AMD has released FSR 2.0’s source code on GPUOpen, available for anyone to download and use — part of its commitment to making FSR fully open-source. The download contains all the necessary APIs and libraries for integrating the upscaling algorithm into DirectX 12 and Vulkan-based titles, along with a quick start checklist. AMD says DirectX 11 support needs to be discussed with AMD representatives, which suggests DirectX 11 is either not officially supported or is more difficult to implement.
Implementing FSR 2.0 will apparently take developers anywhere from under three days to four weeks (or more), depending on features supported within the game engine. FSR 2.0 uses temporal upscaling, which requires additional data inputs from motion vectors, depth buffers, and color buffers to generate a quality image. Games will need to add these structures to their engine if they’re not already available.
Games that already support 2.0 versions of DLSS will be the easiest to integrate, typically requiring less than three days of development, according to AMD. Next up are UE4 and UE5 titles with the new FSR 2.0 plugin. Games with support for decoupled display and render resolution are in the middle of AMD’s “development timeline,” which includes most games with temporal anti-aliasing (TAA) support. Finally, games with none of FSR 2.0’s required inputs will take four weeks or longer.
Game developers will need to implement FSR 2.0 right in the middle of the frame rendering pipeline, because it fully replaces the duties of temporal anti-aliasing. This will require any post-processing effects that need anti-aliasing to be handled later in the pipeline after FSR 2.0 upscaling takes effect.
At the beginning of the pipeline you have rendered and pre-upscale plus post-processing effects that don’t require anti-aliasing. Directly in the middle is where FSR 2.0 upscaling takes place, then afterward post-upscale and anti-aliased post-processing effects are handled. Finally, HUD rendering takes place after everything else is completed.
AMD Says Machine Learning Is Overrated
Perhaps the most controversial aspect of AMD’s GPUOpen article is its view on machine learning. AMD says machine learning is not a prerequisite to achieving good image quality and is often times only used to combine previous frames to generate the upscaled image and that is it. This means there’s no AI algorithm for actually recognizing shapes or objects within a scene, which is what we would expect from an “AI upscaler.”
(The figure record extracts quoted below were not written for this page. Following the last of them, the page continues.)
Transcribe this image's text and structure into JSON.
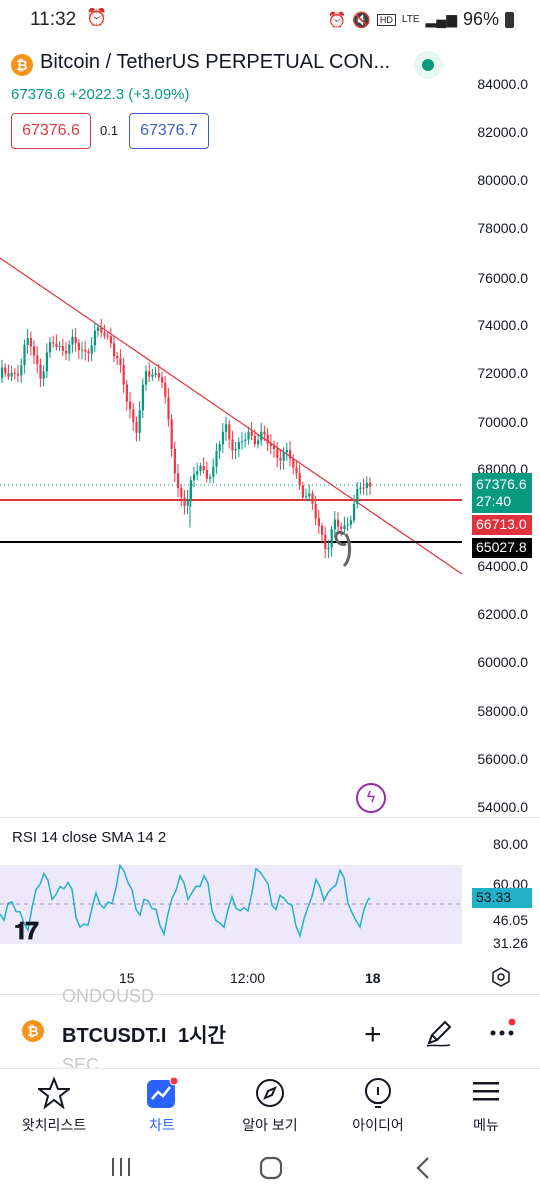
{
  "status_bar": {
    "time": "11:32",
    "battery": "96%",
    "network": "LTE"
  },
  "header": {
    "title": "Bitcoin / TetherUS PERPETUAL CON...",
    "last_price": "67376.6",
    "change": "+2022.3 (+3.09%)",
    "bid": "67376.6",
    "spread": "0.1",
    "ask": "67376.7"
  },
  "y_axis": [
    "84000.0",
    "82000.0",
    "80000.0",
    "78000.0",
    "76000.0",
    "74000.0",
    "72000.0",
    "70000.0",
    "68000.0",
    "64000.0",
    "62000.0",
    "60000.0",
    "58000.0",
    "56000.0",
    "54000.0"
  ],
  "price_tags": {
    "current": {
      "price": "67376.6",
      "countdown": "27:40",
      "color": "#089981"
    },
    "red_line": {
      "price": "66713.0",
      "color": "#e0313c"
    },
    "black_line": {
      "price": "65027.8",
      "color": "#000000"
    }
  },
  "rsi": {
    "label": "RSI 14 close SMA 14 2",
    "levels": [
      "80.00",
      "60.00",
      "46.05",
      "31.26"
    ],
    "current": "53.33",
    "band_color": "#ede9fb"
  },
  "x_axis": [
    "15",
    "12:00",
    "18"
  ],
  "ticker_row": {
    "ghost_top": "ONDOUSD",
    "symbol": "BTCUSDT.I",
    "interval": "1시간",
    "ghost_bottom": "SEC"
  },
  "nav": [
    {
      "label": "왓치리스트",
      "icon": "star-icon"
    },
    {
      "label": "차트",
      "icon": "chart-icon"
    },
    {
      "label": "알아 보기",
      "icon": "compass-icon"
    },
    {
      "label": "아이디어",
      "icon": "bulb-icon"
    },
    {
      "label": "메뉴",
      "icon": "menu-icon"
    }
  ],
  "colors": {
    "up": "#089981",
    "down": "#f23645",
    "accent": "#2962ff",
    "trendline": "#e0313c"
  }
}
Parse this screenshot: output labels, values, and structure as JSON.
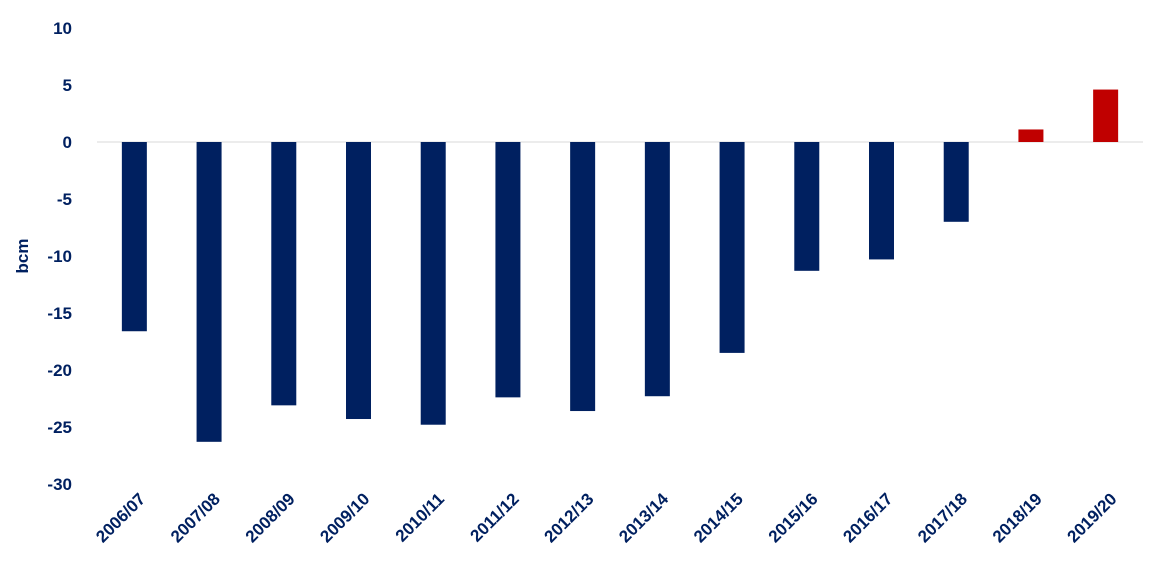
{
  "chart_data": {
    "type": "bar",
    "title": "",
    "xlabel": "",
    "ylabel": "bcm",
    "ylim": [
      -30,
      10
    ],
    "yticks": [
      10,
      5,
      0,
      -5,
      -10,
      -15,
      -20,
      -25,
      -30
    ],
    "grid": false,
    "legend": "none",
    "categories": [
      "2006/07",
      "2007/08",
      "2008/09",
      "2009/10",
      "2010/11",
      "2011/12",
      "2012/13",
      "2013/14",
      "2014/15",
      "2015/16",
      "2016/17",
      "2017/18",
      "2018/19",
      "2019/20"
    ],
    "values": [
      -16.6,
      -26.3,
      -23.1,
      -24.3,
      -24.8,
      -22.4,
      -23.6,
      -22.3,
      -18.5,
      -11.3,
      -10.3,
      -7.0,
      1.1,
      4.6
    ],
    "colors": {
      "negative": "#002060",
      "positive": "#C00000",
      "text": "#002060",
      "axis": "#D9D9D9"
    }
  }
}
This statement is a direct attack on Nvidia’s Deep Learning Super Sampling (DLSS) technology, as well as Intel’s upcoming XeSS upscaling algorithm — both of which are AI upscaled. Nvidia specifically has boasted greatly about DLSS’ AI requirements, suggesting it’s a necessity to generate native-like image quality.
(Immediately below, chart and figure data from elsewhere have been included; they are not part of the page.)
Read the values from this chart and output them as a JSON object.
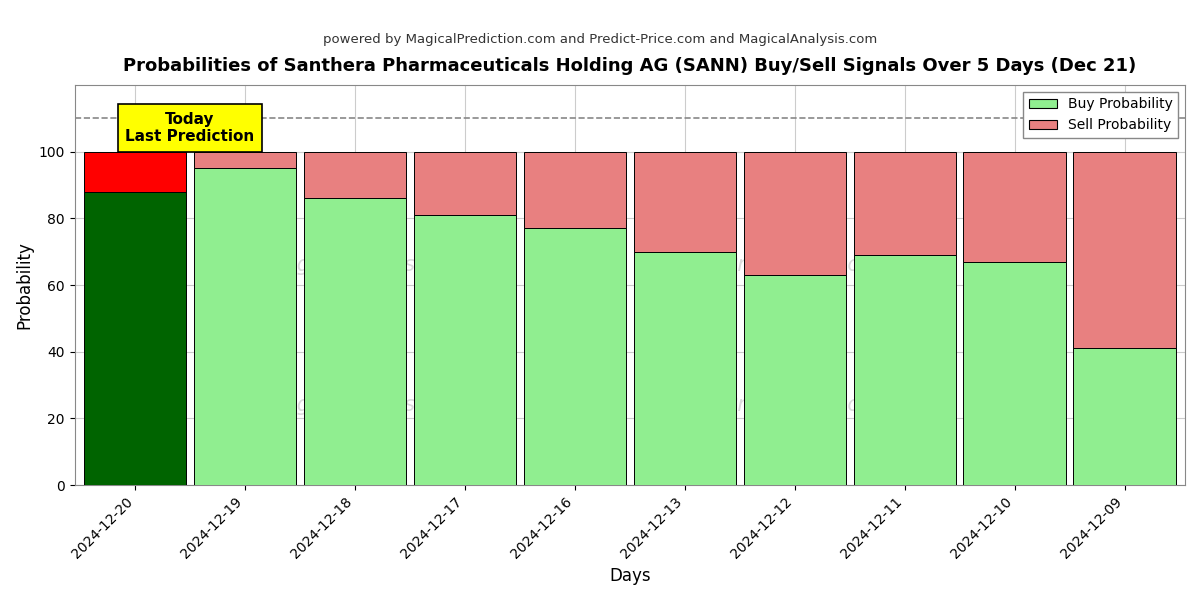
{
  "title": "Probabilities of Santhera Pharmaceuticals Holding AG (SANN) Buy/Sell Signals Over 5 Days (Dec 21)",
  "subtitle": "powered by MagicalPrediction.com and Predict-Price.com and MagicalAnalysis.com",
  "xlabel": "Days",
  "ylabel": "Probability",
  "dates": [
    "2024-12-20",
    "2024-12-19",
    "2024-12-18",
    "2024-12-17",
    "2024-12-16",
    "2024-12-13",
    "2024-12-12",
    "2024-12-11",
    "2024-12-10",
    "2024-12-09"
  ],
  "buy_values": [
    88,
    95,
    86,
    81,
    77,
    70,
    63,
    69,
    67,
    41
  ],
  "sell_values": [
    12,
    5,
    14,
    19,
    23,
    30,
    37,
    31,
    33,
    59
  ],
  "today_bar_buy_color": "#006400",
  "today_bar_sell_color": "#FF0000",
  "other_bar_buy_color": "#90EE90",
  "other_bar_sell_color": "#E88080",
  "bar_edge_color": "#000000",
  "today_label_bg": "#FFFF00",
  "today_label_text": "Today\nLast Prediction",
  "dashed_line_y": 110,
  "dashed_line_color": "#888888",
  "ylim": [
    0,
    120
  ],
  "yticks": [
    0,
    20,
    40,
    60,
    80,
    100
  ],
  "grid_color": "#cccccc",
  "watermark_texts": [
    "MagicalAnalysis.com",
    "MagicalPrediction.com"
  ],
  "legend_buy": "Buy Probability",
  "legend_sell": "Sell Probability",
  "fig_bg": "#ffffff",
  "axes_bg": "#ffffff",
  "bar_width": 0.93
}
However, we can’t back up AMD’s statement that machine learning is only used for combining previous frame data and not for objects in the actual scene. Nvidia has stated that the AI training for DLSS takes lower and higher resolution images, and then all of that gets combined with the depth buffers and motion vectors with DLSS 2.0 and later. Stating exactly what the weighted AI network does and doesn’t do isn’t really possible with most machine learning algorithms.
Regardless, AMD has demonstrated with FSR 2.0 that you do not need machine learning hardware (ie Nvidia’s Tensor cores or Intel’s upcoming Matrix Engines) to generate native-like image quality. FSR 2.0 has proven itself to be nearly as good as DLSS 2.x in tests we have conducted in both God of War and Deathloop, and more importantly it’s able to run on everything from current generation RX 6000- and RTX 30-series GPUs down to cards like the GTX 970 that launched clear back in 2014.
Even if we give Nvidia’s DLSS a slight edge in image quality, restricting it to RTX cards makes it potentially far less useful for gamers. Going forward, any game that supports DLSS 2.x or FSR 2.0 will hopefully also support the other upscaling solution, providing all users access to one or the other feature.